Another challenge to the SDR system will be in getting sovereign countries to give the IMF the authority to issue SDR’s as it sees fit too when needed.  This is the quintessential movement towards a method of global governance.
There has been much conversation on the internet of a forthcoming Global Currency Reset.  What we have covered in this essay is in fact what is being referred to as the reset.  So many people have been attempting to describe this process in both the simplest terms and complex terms.
On some deep level we all know that the US dollar will not be the reserve currency of the world forever.  Our efforts to understand what is coming is giving birth to urban legends and internet conjecture about how it will happen and when it will happen.
Some predict that it is going to happen tomorrow.  And its always tomorrow.
Some are certain that we are at least 10 years away from the transition.
Somewhere in the middle I reckon will be the actual event.  If indeed there is one specific event which we can point at and say, there, that was the great global currency reset.
Many are so obsessed with what certain currencies are going to be worth after they unpeg from the dollar and peg to the SDR that they are missing out on the most exciting transition that we will ever see in our lifetime.

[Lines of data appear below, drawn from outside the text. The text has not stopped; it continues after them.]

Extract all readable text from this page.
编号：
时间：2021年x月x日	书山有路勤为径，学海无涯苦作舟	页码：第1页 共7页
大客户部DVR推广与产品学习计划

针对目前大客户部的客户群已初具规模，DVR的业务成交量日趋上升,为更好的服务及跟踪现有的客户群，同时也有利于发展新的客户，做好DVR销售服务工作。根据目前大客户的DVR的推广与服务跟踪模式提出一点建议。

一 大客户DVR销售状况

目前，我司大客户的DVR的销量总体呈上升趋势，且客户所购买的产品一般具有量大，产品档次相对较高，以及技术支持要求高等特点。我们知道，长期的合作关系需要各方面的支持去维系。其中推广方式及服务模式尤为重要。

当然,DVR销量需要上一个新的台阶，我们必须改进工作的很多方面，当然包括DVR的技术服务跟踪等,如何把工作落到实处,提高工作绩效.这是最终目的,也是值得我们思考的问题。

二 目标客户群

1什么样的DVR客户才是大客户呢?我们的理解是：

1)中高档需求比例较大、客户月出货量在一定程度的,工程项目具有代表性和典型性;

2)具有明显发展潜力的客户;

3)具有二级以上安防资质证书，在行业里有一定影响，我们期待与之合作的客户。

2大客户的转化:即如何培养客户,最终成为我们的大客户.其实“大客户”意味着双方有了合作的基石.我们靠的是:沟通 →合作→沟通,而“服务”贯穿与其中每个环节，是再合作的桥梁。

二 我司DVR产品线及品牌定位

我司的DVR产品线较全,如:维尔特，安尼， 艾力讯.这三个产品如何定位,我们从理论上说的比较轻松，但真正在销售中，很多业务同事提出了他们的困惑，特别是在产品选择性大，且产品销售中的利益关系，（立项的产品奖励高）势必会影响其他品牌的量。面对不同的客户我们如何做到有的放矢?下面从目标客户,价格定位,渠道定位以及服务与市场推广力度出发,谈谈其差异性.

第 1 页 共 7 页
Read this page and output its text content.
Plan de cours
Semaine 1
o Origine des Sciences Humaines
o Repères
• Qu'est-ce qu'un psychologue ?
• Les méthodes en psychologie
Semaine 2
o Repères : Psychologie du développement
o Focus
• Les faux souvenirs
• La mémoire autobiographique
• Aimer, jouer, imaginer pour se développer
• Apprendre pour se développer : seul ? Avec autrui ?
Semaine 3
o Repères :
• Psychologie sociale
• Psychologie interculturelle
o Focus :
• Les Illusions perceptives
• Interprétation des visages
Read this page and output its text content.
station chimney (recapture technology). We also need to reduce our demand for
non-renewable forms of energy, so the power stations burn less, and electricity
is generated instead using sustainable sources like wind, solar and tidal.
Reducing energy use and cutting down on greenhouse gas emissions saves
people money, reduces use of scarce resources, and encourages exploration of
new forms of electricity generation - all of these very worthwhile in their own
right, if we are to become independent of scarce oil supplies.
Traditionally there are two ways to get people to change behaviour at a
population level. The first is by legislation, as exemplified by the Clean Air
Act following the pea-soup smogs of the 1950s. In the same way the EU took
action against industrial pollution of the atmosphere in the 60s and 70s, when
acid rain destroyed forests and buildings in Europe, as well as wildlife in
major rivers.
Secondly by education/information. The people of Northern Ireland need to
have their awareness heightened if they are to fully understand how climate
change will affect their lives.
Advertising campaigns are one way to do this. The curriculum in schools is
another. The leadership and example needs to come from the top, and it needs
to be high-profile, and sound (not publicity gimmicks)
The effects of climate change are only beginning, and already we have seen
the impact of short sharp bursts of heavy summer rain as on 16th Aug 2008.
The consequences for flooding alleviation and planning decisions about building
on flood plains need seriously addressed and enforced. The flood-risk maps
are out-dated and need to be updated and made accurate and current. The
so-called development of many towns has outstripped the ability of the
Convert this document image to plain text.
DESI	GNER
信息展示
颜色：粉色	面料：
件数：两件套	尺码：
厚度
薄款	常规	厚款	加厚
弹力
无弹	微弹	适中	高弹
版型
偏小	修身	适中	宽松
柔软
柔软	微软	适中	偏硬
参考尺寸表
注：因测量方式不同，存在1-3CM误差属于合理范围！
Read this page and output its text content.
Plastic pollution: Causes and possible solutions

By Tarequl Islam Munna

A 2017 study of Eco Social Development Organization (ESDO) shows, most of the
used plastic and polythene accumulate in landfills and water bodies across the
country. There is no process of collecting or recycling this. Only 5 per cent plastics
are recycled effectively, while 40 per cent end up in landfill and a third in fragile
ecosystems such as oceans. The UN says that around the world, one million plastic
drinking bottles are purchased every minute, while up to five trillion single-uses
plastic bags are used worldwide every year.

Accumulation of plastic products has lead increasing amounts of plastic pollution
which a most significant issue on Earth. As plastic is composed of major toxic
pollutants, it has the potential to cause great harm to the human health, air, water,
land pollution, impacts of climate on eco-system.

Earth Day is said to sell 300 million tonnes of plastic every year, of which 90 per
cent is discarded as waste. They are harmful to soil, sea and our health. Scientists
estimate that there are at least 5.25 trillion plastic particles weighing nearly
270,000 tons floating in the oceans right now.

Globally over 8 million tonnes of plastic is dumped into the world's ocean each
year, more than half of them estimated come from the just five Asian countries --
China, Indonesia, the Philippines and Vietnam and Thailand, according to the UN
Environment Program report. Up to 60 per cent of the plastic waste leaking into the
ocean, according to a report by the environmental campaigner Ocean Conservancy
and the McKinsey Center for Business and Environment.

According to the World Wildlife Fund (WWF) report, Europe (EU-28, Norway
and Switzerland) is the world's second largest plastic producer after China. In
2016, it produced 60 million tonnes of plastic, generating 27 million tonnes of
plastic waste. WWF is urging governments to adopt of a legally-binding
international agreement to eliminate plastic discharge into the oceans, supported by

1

What will the Iraqi Dinar be worth?  What will the Vietnamese Dong be worth?  How will all that money in circulation be taken out so that the currency can actually be revalued at something worthwhile?
I get many questions on this all the time and I’ve answered it already to the best of my ability in the post “The New Exchange Rate System”.  A large portion of the M1 money supply of all countries will be restructured through the SDRM.  This will fix both the sovereign debt crisis and currency crisis with one move.  The money left in circulation will be revalued based on each countries SDR composition and defined allocation, determined by  economic indicators and fundamentals.
Perhaps cross border restriction on the movement of capital will prevent mass transfers of wealth from one end of the spectrum to the other.
The common denominator to all events, countries and institutions is the Bank for International Settlements.  From that observation we can assume that the unfolding world drama is a well scripted stage play to direct populations and industries into accepting the SDR dominance.
The involvement of the United States in the coup which overthrew the democratically elected and pro-Russian government of Ukraine, as well as its manufactured control and abuse of the international institutions which it has dominated since 1944, will soon serve to isolate the dollar. America’s friends will soon turn their backs and join the larger union of emerging economies.
Historians will look back and say that American hegemony died in Eastern Europe.  Ukraine is the last American Alamo.
In closing I would like to state that being a Canadian has created strong associations with America for me.  Countries are, like global financial institutions, tools of the international bankers.  Whether Canadian or American, or Chinese for that matter, we are all victims of a larger process by which our very existence is engineered and sold to us as the only reality.
Patriotism is one of the strongest tools to divide and conquer masses of humanity.  This method is very much at play in world events right now.  With that being said, with all its probable faults and unfairness, if the new international financial system doesn’t emerge as another fixed exchange rate regime, the world will fall once more into the destructive pattern of a floating exchange rate regime, which will lead to more credit booms and asset bubbles.
The inherent fault in fiat currencies is another matter entirely. Perhaps the SDR composition will eliminate some of this risk, as the macroprudential policies could potentially reduce or eliminate the unfair transfer of wealth, which we call rent seeking, practiced by the small organized elite.